Sorbet on Fedora's future

Craig White craigwhite at azapple.com
Mon Mar 22 01:41:08 UTC 2010


On Sun, 2010-03-21 at 19:56 -0400, Marcel Rieux wrote:

> The BIG problem with open source is that developers are always right.
> Users must fill zany bug reports, RTFM, Google their way through
> thousands of pages of, sometimes dead wrong, technical mumbo jumbo.
> (Cf. my comments installing/removing Nvidia drivers.)  
----
no, users don't have to fill zany bug reports. Some of them can content
themselves by being entirely irrelevant on a user list.

The users that actually want things fixed will of course stop wasting
everyone's time and file bug reports.
----
> In OS X, the user is central: if he doesn't get it at first, there's a
> problem. Hence, results are not the same. OK, I'm not a developer, I'm
> bashing and act as if I was Steve Jobs. Well, to tell you the truth,
> I'd really like somebody to do Steve Jobs' job here.
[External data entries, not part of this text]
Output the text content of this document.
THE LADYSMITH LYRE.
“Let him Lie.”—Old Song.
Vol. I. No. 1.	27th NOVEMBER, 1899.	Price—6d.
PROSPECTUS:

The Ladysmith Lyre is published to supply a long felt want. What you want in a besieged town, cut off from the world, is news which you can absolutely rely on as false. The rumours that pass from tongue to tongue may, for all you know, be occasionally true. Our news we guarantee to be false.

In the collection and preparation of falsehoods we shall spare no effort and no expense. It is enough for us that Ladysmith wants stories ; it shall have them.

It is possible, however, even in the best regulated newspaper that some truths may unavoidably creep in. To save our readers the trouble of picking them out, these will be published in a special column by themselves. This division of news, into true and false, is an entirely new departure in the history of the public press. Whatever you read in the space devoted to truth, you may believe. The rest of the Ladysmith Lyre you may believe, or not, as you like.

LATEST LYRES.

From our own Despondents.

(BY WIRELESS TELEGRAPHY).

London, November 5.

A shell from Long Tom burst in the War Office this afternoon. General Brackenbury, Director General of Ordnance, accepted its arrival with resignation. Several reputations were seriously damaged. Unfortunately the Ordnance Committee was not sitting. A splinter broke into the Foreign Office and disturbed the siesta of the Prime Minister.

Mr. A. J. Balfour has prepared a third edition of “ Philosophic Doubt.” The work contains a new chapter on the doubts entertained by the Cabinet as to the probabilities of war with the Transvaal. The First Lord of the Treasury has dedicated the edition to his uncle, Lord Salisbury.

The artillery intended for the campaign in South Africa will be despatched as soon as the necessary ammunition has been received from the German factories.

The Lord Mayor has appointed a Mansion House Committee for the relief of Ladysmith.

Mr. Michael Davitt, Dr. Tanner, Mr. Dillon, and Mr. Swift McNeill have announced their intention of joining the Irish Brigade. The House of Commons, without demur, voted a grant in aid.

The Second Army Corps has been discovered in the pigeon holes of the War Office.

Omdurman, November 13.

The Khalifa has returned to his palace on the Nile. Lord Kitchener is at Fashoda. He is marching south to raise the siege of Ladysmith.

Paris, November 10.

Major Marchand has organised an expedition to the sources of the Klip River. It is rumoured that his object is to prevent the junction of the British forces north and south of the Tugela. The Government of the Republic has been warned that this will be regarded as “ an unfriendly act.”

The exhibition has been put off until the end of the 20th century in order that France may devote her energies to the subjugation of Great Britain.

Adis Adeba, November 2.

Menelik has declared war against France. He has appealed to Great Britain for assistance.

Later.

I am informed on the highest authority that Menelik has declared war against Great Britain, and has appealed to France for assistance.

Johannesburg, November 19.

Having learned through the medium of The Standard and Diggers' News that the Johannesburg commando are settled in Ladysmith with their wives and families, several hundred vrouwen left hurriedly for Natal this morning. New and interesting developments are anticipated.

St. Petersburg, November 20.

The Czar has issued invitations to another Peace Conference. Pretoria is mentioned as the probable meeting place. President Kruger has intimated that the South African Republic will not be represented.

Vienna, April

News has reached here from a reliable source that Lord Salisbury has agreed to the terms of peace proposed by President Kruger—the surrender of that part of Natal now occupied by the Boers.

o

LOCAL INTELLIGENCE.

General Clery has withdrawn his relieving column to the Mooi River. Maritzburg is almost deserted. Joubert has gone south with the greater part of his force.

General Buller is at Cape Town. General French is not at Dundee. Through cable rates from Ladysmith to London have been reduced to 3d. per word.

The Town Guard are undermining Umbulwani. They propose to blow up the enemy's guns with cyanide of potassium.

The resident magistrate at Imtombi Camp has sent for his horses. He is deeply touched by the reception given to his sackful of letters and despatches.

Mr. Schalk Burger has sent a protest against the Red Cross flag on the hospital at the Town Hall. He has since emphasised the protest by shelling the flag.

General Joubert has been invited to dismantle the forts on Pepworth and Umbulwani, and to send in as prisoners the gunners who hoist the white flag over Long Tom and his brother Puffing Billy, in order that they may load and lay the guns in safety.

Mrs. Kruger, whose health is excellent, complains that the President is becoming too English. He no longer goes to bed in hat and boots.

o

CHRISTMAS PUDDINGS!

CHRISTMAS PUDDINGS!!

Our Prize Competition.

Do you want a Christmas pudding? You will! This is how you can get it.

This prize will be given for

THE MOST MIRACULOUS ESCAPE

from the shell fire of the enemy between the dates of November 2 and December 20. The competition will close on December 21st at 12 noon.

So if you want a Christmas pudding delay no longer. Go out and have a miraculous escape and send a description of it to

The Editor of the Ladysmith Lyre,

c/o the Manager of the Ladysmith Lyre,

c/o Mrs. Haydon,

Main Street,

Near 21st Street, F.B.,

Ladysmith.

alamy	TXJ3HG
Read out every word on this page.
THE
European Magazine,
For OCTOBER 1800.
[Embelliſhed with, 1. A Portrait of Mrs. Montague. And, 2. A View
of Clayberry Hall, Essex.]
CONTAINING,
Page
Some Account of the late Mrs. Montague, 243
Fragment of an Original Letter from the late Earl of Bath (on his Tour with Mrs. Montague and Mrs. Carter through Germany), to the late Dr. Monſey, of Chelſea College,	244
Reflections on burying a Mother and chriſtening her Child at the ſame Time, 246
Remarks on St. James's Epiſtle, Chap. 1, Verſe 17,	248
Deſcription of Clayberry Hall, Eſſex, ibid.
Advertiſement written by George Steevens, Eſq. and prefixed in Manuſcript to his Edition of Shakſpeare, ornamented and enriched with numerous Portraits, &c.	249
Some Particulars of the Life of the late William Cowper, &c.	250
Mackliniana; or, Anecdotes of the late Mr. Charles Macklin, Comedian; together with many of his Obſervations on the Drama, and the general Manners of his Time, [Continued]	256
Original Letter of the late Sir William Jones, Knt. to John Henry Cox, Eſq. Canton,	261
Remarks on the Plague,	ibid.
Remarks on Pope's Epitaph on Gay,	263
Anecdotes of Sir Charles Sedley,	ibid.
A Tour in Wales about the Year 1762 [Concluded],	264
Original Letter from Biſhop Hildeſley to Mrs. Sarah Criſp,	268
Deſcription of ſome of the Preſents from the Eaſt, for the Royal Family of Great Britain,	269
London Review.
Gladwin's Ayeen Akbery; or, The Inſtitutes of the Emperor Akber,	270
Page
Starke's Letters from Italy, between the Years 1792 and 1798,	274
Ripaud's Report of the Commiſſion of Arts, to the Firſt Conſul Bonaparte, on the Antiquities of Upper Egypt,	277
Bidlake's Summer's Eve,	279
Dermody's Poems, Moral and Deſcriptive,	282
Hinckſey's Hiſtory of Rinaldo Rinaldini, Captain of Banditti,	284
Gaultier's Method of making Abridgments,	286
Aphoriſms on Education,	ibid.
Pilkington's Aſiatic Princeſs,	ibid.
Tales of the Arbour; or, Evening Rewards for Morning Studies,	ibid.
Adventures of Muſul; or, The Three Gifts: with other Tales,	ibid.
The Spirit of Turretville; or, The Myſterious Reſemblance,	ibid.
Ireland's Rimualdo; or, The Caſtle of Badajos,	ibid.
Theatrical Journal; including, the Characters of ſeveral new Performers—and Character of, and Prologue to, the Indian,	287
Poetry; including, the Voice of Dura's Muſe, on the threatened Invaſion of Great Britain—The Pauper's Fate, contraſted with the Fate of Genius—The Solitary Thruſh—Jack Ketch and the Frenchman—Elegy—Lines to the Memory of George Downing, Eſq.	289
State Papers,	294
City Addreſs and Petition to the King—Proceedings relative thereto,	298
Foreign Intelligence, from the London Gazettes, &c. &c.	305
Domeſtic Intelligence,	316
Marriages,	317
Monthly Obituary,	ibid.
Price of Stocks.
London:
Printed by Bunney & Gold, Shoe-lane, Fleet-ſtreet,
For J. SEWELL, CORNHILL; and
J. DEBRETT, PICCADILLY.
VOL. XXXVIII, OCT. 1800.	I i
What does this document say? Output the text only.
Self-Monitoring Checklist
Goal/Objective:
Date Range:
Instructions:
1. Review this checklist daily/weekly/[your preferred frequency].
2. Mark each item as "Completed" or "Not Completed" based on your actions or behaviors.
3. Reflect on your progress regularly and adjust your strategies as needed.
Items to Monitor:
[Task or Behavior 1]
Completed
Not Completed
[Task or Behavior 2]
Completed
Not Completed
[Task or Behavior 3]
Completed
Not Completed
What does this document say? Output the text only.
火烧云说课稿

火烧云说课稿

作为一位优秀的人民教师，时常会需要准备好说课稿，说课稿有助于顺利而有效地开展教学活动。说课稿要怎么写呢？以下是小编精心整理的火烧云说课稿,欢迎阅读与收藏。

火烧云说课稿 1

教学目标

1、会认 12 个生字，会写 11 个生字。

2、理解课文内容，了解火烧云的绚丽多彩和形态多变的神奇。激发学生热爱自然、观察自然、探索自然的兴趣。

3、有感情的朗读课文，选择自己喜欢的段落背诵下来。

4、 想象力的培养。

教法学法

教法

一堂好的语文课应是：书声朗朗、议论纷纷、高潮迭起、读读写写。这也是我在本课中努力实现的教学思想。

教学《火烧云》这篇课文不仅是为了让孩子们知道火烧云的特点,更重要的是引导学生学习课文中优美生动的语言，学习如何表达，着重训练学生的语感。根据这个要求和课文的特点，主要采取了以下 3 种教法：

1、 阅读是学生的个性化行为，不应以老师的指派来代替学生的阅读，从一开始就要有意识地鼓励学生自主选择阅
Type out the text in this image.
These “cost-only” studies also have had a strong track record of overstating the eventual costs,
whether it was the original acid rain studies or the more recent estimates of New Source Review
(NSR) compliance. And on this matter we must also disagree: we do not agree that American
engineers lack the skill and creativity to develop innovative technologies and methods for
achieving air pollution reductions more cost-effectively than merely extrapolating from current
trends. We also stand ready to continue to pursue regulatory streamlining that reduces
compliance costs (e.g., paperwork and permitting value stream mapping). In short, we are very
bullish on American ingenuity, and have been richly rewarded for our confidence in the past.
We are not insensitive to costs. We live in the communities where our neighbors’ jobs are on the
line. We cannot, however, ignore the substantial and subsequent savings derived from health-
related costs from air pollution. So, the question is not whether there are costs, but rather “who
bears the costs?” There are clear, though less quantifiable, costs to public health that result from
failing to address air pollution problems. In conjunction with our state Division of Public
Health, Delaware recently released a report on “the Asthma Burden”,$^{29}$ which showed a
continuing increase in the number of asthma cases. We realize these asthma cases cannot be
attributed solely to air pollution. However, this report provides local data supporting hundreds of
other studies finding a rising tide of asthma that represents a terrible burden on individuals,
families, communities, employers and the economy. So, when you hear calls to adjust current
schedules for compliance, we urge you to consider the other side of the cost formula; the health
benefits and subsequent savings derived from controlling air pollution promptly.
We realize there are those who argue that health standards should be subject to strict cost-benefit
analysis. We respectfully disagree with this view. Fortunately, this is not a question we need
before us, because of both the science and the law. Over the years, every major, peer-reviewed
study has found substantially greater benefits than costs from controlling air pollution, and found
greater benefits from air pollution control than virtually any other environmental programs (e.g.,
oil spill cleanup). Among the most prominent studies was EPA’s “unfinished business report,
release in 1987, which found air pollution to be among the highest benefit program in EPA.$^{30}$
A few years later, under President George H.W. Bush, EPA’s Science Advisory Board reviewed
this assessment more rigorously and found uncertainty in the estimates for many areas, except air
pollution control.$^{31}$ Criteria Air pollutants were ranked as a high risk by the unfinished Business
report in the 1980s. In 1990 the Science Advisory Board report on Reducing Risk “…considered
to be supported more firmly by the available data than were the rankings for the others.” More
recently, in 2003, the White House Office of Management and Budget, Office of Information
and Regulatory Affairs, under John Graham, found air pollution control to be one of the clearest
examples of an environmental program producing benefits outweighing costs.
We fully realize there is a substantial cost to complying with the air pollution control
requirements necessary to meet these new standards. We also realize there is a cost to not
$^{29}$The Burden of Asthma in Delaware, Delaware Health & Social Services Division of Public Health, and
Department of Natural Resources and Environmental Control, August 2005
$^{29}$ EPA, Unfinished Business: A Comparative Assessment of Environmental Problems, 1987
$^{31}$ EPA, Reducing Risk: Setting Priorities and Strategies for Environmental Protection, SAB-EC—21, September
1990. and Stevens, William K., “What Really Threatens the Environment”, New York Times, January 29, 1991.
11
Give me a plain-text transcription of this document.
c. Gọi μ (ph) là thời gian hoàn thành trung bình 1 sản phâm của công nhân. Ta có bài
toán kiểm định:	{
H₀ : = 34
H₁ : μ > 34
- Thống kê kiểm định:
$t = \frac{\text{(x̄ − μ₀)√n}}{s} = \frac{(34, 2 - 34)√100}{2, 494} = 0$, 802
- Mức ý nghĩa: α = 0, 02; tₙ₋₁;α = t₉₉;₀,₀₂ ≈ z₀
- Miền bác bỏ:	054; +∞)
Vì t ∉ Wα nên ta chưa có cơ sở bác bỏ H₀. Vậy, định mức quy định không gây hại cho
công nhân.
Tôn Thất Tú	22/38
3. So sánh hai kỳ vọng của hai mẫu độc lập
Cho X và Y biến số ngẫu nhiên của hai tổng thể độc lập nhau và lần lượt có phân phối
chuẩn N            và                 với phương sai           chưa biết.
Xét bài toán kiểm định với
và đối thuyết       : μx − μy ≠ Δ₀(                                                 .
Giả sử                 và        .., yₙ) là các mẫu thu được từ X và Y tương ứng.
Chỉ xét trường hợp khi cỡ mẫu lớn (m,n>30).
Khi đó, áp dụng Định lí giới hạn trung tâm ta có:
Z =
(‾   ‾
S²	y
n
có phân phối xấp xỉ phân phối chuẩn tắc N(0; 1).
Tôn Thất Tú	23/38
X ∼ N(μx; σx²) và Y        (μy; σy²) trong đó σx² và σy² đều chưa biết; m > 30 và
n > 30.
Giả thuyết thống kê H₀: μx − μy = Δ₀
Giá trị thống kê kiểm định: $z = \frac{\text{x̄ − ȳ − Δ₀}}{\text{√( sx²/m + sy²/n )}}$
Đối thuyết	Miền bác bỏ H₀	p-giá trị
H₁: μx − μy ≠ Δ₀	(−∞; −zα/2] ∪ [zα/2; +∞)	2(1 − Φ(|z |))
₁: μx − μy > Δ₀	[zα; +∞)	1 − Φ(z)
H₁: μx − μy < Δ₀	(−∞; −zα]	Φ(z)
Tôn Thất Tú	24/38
Otherwise, Linux
> certainly won't go where OS X and ChromeOS are headed. I can smell
> trash can odors.
----
ChromeOS is Linux - get a grip. It's just another specialized spin.

If you love OS X so much, buy a Macintosh and it's already included.

Linux and more specifically, open source is designed specifically to
prevent any one corporation or any one figurehead from having control.
----
> While I'm spending hours on end answering a bunch of brawlers, I know
> some Red Hat employees who say Red Hat doesn't know where it's headed.
> And it seems that, whatever happens, they won't try expressing their
> ideas. Is it that they seem to fear getting involved  or that they
> have a hard time outputting something coherent, I have no idea. (You
> know how geeks are: they pretend they must run everything, but can't
> come up with a plan. That's why Jobs does so good running Apple!)
----
It's clear that knowing absolutely nothing about what you are talking
about doesn't stop you from rendering an opinion.
----
> If I can write something about Red Hat's development in a new
> technological context, with the insight employees, administrators,
> whoever, have, it should be possible to go further. They don't have to
> disclose insiders secrets or suggest to fire some boss  on the spot.
> We're talking about starting a discussion. You know, evolving. Maybe
> they don't like my "aggressive" approach? Nothing stops them from
> starting another thread.
----
What do you actually know about Red Hat's development? Once again, it's
clear that knowing absolutely nothing about what you are talking about
doesn't stop you from rendering an opinion.
----
> The deafening silence I was talking about in another thread is not
> only deafening, it's frightening. I don't see how a company can be
> headed anywhere if it doesn't develop a vision together with its
> employees.
----
Deafening silence is merely whether to actually engage someone who has
an opinion on things that he knows so little about. It's about engaging
in what clearly is outside of the list's purpose. It's about engaging
with someone who thinks that they can participate in the development
process even though they don't write software, don't contribute
documentation, don't submit bug reports and don't contribute to the
overall effort in any way shape or form. Get a life.